Let’s did we look at the gold chart officially I don’t believe we did so let me finish on the gold chart um and remind everybody where we are you know we are essentially languishing near highs and we have suggested to you that that is going to be an amazing structure

And if that gold gets going and the gold silver ratio does continue to head down to the other side uh silver could be a very attractive uh buy right now uh you got the likes of Rick rule talking about it being the most hated market right now

Like uranium was a while ago silver equities etc etc so look at that sort of w upside down bats head W bottom with a bit of soft uh neck lining there as well um pointing very much to a likely third impulse up top here above the 2045 and

Then we break we made new highs out of this structure listen to me now you’re hearing it from the market sniper in the event of making um move higher to in and around the 2050 and just beyond levels it is my expectation that any subsequent pullback from these levels should be

Bought potentially on limit orders for an upside break to the upside we explain in our community uh which you can check out on the link first link below in the details how you would put an order on that and where you would take profits and how you would manage high risk

Reward trading okay that’s it thanks for watching we’ll catch you again later uh blessings played safe non-advisory as ever uh and we appreciate the likes and the shares bye for Now

45 Comments

  1. the silver price is a false flag that will not go over 24.50;; the real deal is buyers getting iou's and not silver. this is happening now, the rest is theatre. buy physical silver at your local coin shop. a bot ase's today at 28.00; alamo heights san antonio

  2. francis is prob a multi millionair and wearing a t-shirt with holes in it haha! love it..never change buddy, thankyou for your work. your last live session really woke me up.

  3. Love the reports Francis…..
    Might I suggest that you write the G/S ratio script using XAU/XAG with Trading View….
    Your data will be able to see back to 1930…..
    Then wick off the major tops and then reflect back into history of what happened in the world coinciding with those tops….
    We are currently in very bad historical company.
    ⚠️⚠️⚠️⚠️⚠️

  4. Most of these bargaining tactics initially try to take way more than they have of something, in which they have no business (but business) in taking in the first place. Then the following concession to reduce outrageous claim looks more reasonable to those being swindled.

    Right on, Snipes!

    Lockdowns were to flatten the curve for just two weeks, until it became permanent. Income tax law was the same deal.

  5. Agree, Au will break out probably on news of war expansion globally. Plenty more countries to participate in war, so massive potential remains for Au to double in price, but world will be shit to live in.

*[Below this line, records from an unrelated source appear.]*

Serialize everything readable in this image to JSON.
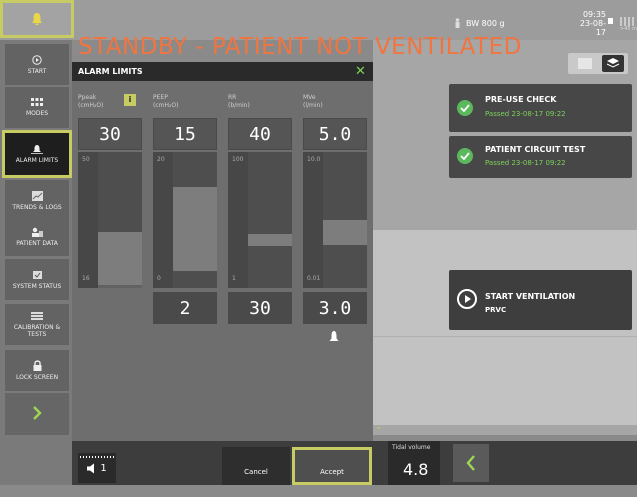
{
  "header": {
    "title": "STANDBY - PATIENT NOT VENTILATED",
    "bw": "BW 800 g",
    "time": "09:35",
    "date": "23-08-17",
    "battery_sub": ">45 m"
  },
  "sidebar": {
    "items": [
      {
        "label": "START",
        "icon": "play-circle-icon"
      },
      {
        "label": "MODES",
        "icon": "grid-icon"
      },
      {
        "label": "ALARM LIMITS",
        "icon": "alarm-bell-icon"
      },
      {
        "label": "TRENDS & LOGS",
        "icon": "trends-icon"
      },
      {
        "label": "PATIENT DATA",
        "icon": "patient-icon"
      },
      {
        "label": "SYSTEM STATUS",
        "icon": "system-status-icon"
      },
      {
        "label": "CALIBRATION & TESTS",
        "icon": "calibration-icon"
      },
      {
        "label": "LOCK SCREEN",
        "icon": "lock-icon"
      }
    ]
  },
  "dialog": {
    "title": "ALARM LIMITS",
    "columns": [
      {
        "name": "Ppeak",
        "unit": "(cmH₂O)",
        "high": "30",
        "low": "",
        "scale_top": "50",
        "scale_bottom": "16"
      },
      {
        "name": "PEEP",
        "unit": "(cmH₂O)",
        "high": "15",
        "low": "2",
        "scale_top": "20",
        "scale_bottom": "0"
      },
      {
        "name": "RR",
        "unit": "(b/min)",
        "high": "40",
        "low": "30",
        "scale_top": "100",
        "scale_bottom": "1"
      },
      {
        "name": "MVe",
        "unit": "(l/min)",
        "high": "5.0",
        "low": "3.0",
        "scale_top": "10.0",
        "scale_bottom": "0.01"
      }
    ],
    "info_label": "i",
    "cancel_label": "Cancel",
    "accept_label": "Accept"
  },
  "cards": {
    "preuse_title": "PRE-USE CHECK",
    "preuse_status": "Passed 23-08-17 09:22",
    "circuit_title": "PATIENT CIRCUIT TEST",
    "circuit_status": "Passed 23-08-17 09:22",
    "start_title": "START VENTILATION",
    "start_mode": "PRVC"
  },
  "bottom": {
    "speaker_label": "1",
    "tidal_label": "Tidal volume",
    "tidal_value": "4.8"
  },
  "colors": {
    "accent": "#c6cc63",
    "title": "#f07540",
    "ok_green": "#5cb85c"
  }
}
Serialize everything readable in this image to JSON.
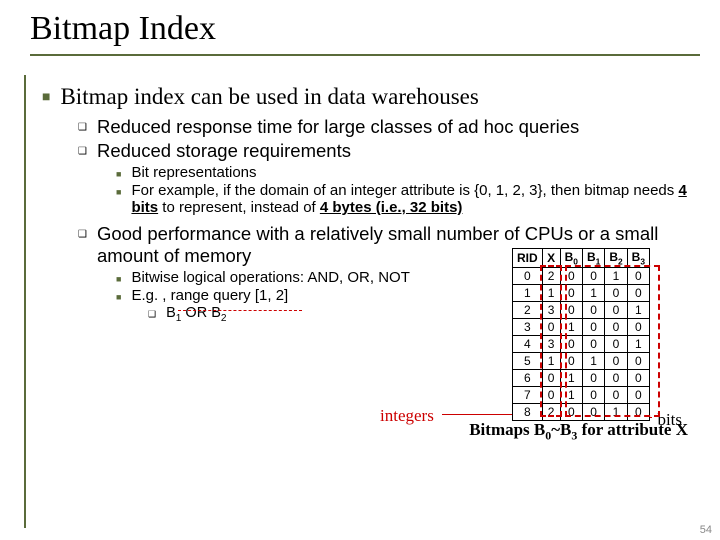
{
  "title": "Bitmap Index",
  "point1": "Bitmap index can be used in data warehouses",
  "sub1": "Reduced response time for large classes of ad hoc queries",
  "sub2": "Reduced storage requirements",
  "sub2a": "Bit representations",
  "sub2b_pre": "For example, if the domain of an integer attribute is {0, 1, 2, 3}, then bitmap needs ",
  "sub2b_mid": "4 bits",
  "sub2b_mid2": " to represent, instead of ",
  "sub2b_end": "4 bytes (i.e., 32 bits)",
  "sub3": "Good performance with a relatively small number of CPUs or a small amount of memory",
  "sub3a": "Bitwise logical operations: AND, OR, NOT",
  "sub3b": "E.g. , range query [1, 2]",
  "sub3b1_pre": "B",
  "sub3b1_or": " OR ",
  "sub3b1_b2": "B",
  "label_integers": "integers",
  "label_bits": "bits",
  "table": {
    "headers": [
      "RID",
      "X",
      "B",
      "B",
      "B",
      "B"
    ],
    "header_subs": [
      "",
      "",
      "0",
      "1",
      "2",
      "3"
    ],
    "rows": [
      [
        "0",
        "2",
        "0",
        "0",
        "1",
        "0"
      ],
      [
        "1",
        "1",
        "0",
        "1",
        "0",
        "0"
      ],
      [
        "2",
        "3",
        "0",
        "0",
        "0",
        "1"
      ],
      [
        "3",
        "0",
        "1",
        "0",
        "0",
        "0"
      ],
      [
        "4",
        "3",
        "0",
        "0",
        "0",
        "1"
      ],
      [
        "5",
        "1",
        "0",
        "1",
        "0",
        "0"
      ],
      [
        "6",
        "0",
        "1",
        "0",
        "0",
        "0"
      ],
      [
        "7",
        "0",
        "1",
        "0",
        "0",
        "0"
      ],
      [
        "8",
        "2",
        "0",
        "0",
        "1",
        "0"
      ]
    ]
  },
  "caption_pre": "Bitmaps B",
  "caption_mid": "~B",
  "caption_end": " for attribute X",
  "pagenum": "54"
}
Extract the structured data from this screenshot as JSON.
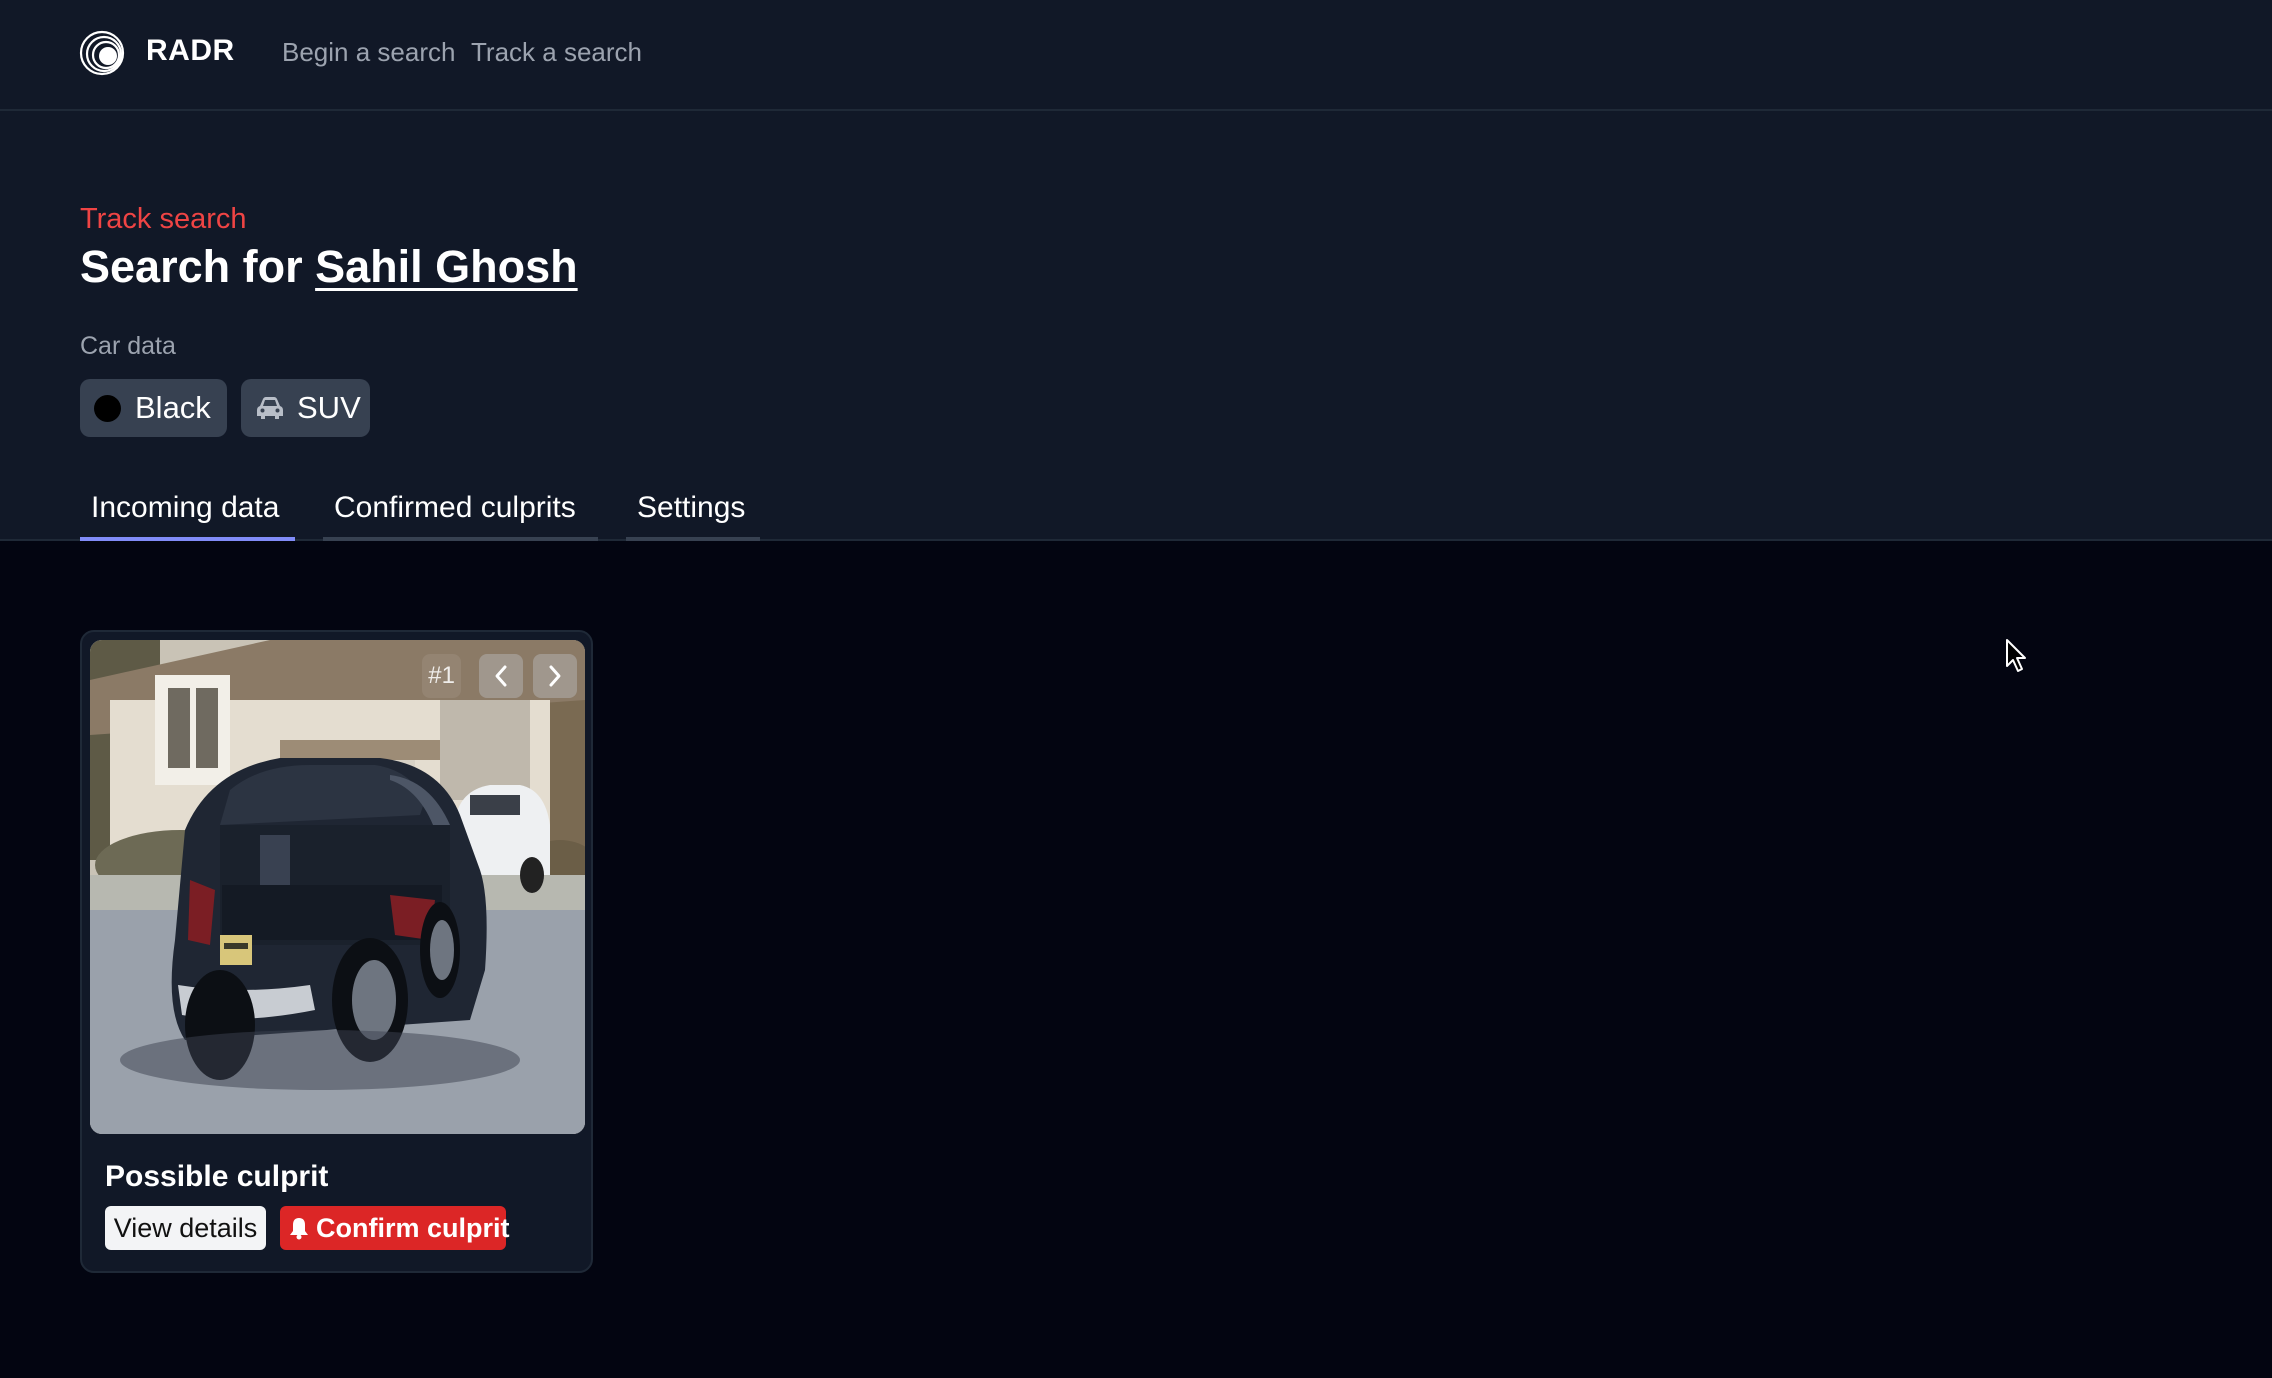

  6. Thanks Francis and the sniper community. I did your course at the time when gold was breaking $1300. HVF method has continued to work for me. Many thanks!!!

  7. In today's dynamic market, understanding economic indicators like the yield curve, Federal Reserve policies, and key index performances is essential for investors. Keeping an eye on metrics like the dollar index and crude oil prices offers valuable insights. As we navigate these complexities, the importance of technical analysis becomes clear, providing a structured approach to interpret market trends. In these times, the allure of cryptocurrencies stands out, offering a unique investment landscape with promising opportunities…..At the heart of this evolution is Linda Wilburn, whose deep understanding of both cryptocurrency and traditional trading has been instrumental. Her holistic approach to investment and commitment to staying abreast of market trends make her an invaluable ally in navigating this new era in cryptocurrency investment.